Trained as a general hospital nurse and working in a variety of acute settings before moving into CL work in the 1990’s, Julie’s journey as a CL nurse is one that has continued after retirement, with the completion of a PhD about the practice area and ongoing volunteer work in CL interest groups.
CL mental health nurses work within general hospital settings as part of a multidisciplinary team to help manage the needs of clients with varying mental health conditions admitted to general wards.
According to Julie the work relies on relationship building and making time to help patients deal with complex situations, “At the start of a shift CL nurses review shared case reviews of their patients, before going to meet with patients. If patients require additional psychological or psychiatric attention, then staff with that expertise accompany the CL nurse.
In addition to meeting with patients, CL nurses will consult with hospital staff, including nurses, doctors or allied health staff.
Consultation can involve education on safe and appropriate mental health management or listening to issues that staff may have in providing this care.
“[We’d be] providing them with support and reflection time to talk about the struggles of their work,” Julie explains.
Other work CL nurses are involved in is consulting with the broader hospital administration on policy for the management of situations involving delirium or aggression, as well as protocols for one-to-one nursing or nursing that involved at-risk patients.
It is a daunting work load, says Julie.
“You just priorities and work through the day, and try and get home on time, which didn’t happen very often.”
Julie admits that the lack of funding to address mental health within the hospital system was an ongoing problem throughout her time in the hospital system, and that this was often compounded when dealing with some staff that were prejudiced against mental health practice.
“I’ve had people glaze over when I’m out to dinner when I tell them I’m a mental health nurse,” Julie adds.

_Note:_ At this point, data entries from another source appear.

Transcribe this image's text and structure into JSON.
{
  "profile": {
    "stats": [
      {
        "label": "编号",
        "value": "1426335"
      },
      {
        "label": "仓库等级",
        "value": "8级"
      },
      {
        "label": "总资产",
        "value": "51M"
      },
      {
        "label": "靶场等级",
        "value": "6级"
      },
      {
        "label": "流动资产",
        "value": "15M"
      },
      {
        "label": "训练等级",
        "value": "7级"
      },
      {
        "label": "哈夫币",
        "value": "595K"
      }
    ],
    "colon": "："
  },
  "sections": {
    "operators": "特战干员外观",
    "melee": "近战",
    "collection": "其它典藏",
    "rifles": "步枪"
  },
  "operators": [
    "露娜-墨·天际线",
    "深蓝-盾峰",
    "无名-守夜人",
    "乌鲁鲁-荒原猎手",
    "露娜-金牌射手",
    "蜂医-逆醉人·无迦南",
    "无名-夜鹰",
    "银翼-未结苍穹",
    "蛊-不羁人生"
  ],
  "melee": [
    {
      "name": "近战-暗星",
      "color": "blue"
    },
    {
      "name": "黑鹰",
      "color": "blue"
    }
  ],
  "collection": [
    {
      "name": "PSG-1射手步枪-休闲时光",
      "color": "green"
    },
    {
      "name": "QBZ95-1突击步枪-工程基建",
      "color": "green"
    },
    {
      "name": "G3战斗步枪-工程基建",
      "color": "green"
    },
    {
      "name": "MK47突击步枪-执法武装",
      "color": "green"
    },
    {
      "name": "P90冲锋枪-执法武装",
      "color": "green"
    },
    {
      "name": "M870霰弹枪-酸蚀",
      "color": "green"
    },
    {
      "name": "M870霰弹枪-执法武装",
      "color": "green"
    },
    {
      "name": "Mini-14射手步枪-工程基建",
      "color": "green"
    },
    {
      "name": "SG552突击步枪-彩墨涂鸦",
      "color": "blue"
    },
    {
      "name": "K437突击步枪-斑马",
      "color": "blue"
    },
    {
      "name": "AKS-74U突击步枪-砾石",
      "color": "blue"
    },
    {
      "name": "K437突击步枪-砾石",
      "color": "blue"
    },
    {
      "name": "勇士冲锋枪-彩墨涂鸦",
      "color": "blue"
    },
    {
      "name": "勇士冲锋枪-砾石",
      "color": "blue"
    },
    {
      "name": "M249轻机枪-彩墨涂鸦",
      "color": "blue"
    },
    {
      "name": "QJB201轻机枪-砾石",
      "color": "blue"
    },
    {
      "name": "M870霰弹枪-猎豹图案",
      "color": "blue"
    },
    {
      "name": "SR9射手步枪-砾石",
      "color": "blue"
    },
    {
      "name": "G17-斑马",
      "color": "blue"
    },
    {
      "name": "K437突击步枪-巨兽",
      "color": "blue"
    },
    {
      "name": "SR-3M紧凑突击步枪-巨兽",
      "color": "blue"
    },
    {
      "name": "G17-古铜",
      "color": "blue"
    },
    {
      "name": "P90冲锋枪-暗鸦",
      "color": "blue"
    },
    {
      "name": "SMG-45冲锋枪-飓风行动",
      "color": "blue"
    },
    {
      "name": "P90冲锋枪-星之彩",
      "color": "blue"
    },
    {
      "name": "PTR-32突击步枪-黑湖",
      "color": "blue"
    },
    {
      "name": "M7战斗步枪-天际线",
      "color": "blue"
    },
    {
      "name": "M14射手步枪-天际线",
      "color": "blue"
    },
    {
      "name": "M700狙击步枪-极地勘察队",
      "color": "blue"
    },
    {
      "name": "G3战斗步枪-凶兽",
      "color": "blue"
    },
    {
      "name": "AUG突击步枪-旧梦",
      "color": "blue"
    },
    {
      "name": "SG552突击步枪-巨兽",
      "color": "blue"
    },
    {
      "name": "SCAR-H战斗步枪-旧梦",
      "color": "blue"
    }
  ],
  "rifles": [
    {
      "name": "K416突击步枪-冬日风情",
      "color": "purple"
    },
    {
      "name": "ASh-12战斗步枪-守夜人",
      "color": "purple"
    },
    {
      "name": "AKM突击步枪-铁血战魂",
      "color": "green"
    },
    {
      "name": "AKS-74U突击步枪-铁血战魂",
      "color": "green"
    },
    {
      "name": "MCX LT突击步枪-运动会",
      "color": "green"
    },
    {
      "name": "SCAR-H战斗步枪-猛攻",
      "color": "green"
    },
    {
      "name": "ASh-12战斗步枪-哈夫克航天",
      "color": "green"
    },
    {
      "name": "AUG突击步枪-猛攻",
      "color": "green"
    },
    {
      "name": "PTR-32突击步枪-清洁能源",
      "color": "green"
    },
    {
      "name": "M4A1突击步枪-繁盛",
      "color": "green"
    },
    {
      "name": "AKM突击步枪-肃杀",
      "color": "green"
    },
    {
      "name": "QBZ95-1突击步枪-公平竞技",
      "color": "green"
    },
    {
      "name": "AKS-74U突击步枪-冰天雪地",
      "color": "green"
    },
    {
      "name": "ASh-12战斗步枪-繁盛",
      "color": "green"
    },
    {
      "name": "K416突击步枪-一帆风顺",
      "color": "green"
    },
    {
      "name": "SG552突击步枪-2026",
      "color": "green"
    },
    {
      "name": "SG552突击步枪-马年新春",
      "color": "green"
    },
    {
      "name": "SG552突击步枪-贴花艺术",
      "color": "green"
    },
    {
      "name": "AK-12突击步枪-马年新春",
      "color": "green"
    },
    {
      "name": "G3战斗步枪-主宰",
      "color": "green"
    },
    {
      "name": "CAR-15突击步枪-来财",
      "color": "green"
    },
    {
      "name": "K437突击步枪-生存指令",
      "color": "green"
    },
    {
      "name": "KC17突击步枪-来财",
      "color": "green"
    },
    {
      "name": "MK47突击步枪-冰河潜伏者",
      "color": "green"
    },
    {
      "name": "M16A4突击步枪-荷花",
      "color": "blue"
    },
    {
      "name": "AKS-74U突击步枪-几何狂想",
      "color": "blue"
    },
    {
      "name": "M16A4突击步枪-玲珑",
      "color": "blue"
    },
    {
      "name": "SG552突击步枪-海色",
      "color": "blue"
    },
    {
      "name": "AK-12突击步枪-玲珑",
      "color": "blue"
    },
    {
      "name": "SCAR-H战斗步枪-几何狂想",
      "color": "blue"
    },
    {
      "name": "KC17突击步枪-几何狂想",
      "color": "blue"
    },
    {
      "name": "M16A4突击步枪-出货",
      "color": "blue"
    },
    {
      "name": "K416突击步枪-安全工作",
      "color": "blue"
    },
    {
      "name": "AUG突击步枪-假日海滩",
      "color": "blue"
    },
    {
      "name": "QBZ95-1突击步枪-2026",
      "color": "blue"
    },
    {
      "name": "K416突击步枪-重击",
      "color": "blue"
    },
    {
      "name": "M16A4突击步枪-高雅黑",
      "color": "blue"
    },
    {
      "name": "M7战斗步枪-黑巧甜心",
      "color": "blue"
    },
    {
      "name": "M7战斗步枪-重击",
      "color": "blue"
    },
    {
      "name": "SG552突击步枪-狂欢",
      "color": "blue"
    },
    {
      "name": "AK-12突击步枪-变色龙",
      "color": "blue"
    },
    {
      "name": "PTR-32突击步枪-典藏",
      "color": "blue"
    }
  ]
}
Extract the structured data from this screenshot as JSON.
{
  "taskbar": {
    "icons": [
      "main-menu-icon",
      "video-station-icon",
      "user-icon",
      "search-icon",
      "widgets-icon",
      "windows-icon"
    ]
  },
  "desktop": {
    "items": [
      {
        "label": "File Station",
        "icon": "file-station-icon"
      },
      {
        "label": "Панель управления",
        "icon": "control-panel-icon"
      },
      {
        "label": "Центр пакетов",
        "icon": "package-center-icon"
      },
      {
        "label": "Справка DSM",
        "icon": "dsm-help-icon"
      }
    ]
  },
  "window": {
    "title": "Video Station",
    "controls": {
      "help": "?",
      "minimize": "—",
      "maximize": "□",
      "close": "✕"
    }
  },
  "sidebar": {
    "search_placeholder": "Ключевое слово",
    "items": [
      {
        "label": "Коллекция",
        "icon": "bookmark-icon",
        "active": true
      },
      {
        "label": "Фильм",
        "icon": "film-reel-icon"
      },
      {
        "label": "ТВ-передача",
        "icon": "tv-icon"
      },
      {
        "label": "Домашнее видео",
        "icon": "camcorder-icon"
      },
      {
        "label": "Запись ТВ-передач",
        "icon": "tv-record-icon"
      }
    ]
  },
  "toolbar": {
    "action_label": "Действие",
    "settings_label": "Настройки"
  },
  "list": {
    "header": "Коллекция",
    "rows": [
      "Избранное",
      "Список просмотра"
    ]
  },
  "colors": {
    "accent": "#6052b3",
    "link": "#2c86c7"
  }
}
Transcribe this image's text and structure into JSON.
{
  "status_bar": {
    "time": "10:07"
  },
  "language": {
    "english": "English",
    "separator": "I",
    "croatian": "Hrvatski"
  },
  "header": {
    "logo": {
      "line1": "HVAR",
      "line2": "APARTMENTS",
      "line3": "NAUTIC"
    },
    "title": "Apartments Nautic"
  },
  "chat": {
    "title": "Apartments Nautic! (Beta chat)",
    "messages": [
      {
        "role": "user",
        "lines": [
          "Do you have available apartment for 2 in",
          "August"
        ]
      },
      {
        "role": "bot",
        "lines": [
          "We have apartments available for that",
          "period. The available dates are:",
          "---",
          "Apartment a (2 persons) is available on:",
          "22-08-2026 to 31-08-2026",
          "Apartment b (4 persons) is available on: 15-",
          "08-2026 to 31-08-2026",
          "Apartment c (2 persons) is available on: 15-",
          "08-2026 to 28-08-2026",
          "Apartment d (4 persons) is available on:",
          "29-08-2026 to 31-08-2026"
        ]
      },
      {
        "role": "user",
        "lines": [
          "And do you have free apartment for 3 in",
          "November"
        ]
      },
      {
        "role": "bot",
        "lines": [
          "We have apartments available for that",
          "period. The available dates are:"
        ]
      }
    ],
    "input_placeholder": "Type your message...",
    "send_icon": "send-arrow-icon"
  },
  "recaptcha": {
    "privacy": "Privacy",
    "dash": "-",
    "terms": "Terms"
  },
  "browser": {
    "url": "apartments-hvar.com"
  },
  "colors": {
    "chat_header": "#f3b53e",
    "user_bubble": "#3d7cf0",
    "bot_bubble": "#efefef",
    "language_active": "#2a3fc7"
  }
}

However, the ongoing and sustained emotional engagement with patients over an extended period of time was often its own reward for the 63-year-old.
In one such scenario, she talks about her experience assisting a patient who decided to cease her dialysis treatment for renal failure.
Crucially, it was one of the few ways that a patient could dictate the terms of their end-of-life experience before the discussion around voluntary assisted dying entered the mainstream vernacular.
When the patient, who was living with a personality disorder who Julie described as “a bit chaotic and disorganised,” was introduced to the prospect of psychological help, she wasn’t having a bar of it.
“She said, ‘I’m not talking to any mental health nurse, I hate psych people,’” Julie recalls.
Eventually though, they started interacting, and by the time sessions finished, a strong emotional bond was formed, with Julie crying in the nurse unit manager’s office after their last session in the renal ward before she went on holiday.
When Julie returned, the true impact of her work became apparent, when the patient passed away, though Julie doesn’t recall if the patient chose to stop the dialysis or whether the passing was due to a separate issue.
“One of her relatives contacted me to tell me how the funeral went and everything,” she says now.
“He said, ‘thank you, it was all [the funeral was] organised… it’s the most organised thing she’s done in her life.’
“We reflected on it, and wondered whether, you know, the work that I’d done with her had helped her organise herself and reconcile herself to her death.
“Most people die like they live [but] she did something different in her death, having a disorganised life, all her life. She actually was organised in her death, and it was everything.”
Julie says the emotional satisfaction for the clinician is immense, and hopes her journey has reciprocated the generosity of her clients.
“If they’ve touched me in some way, I hope I’ve touched them or their families, and maybe helped them in their journey in some way — their adjustment, their death, whatever it is they’re dealing with — in some sort of important way that made a difference,” she says.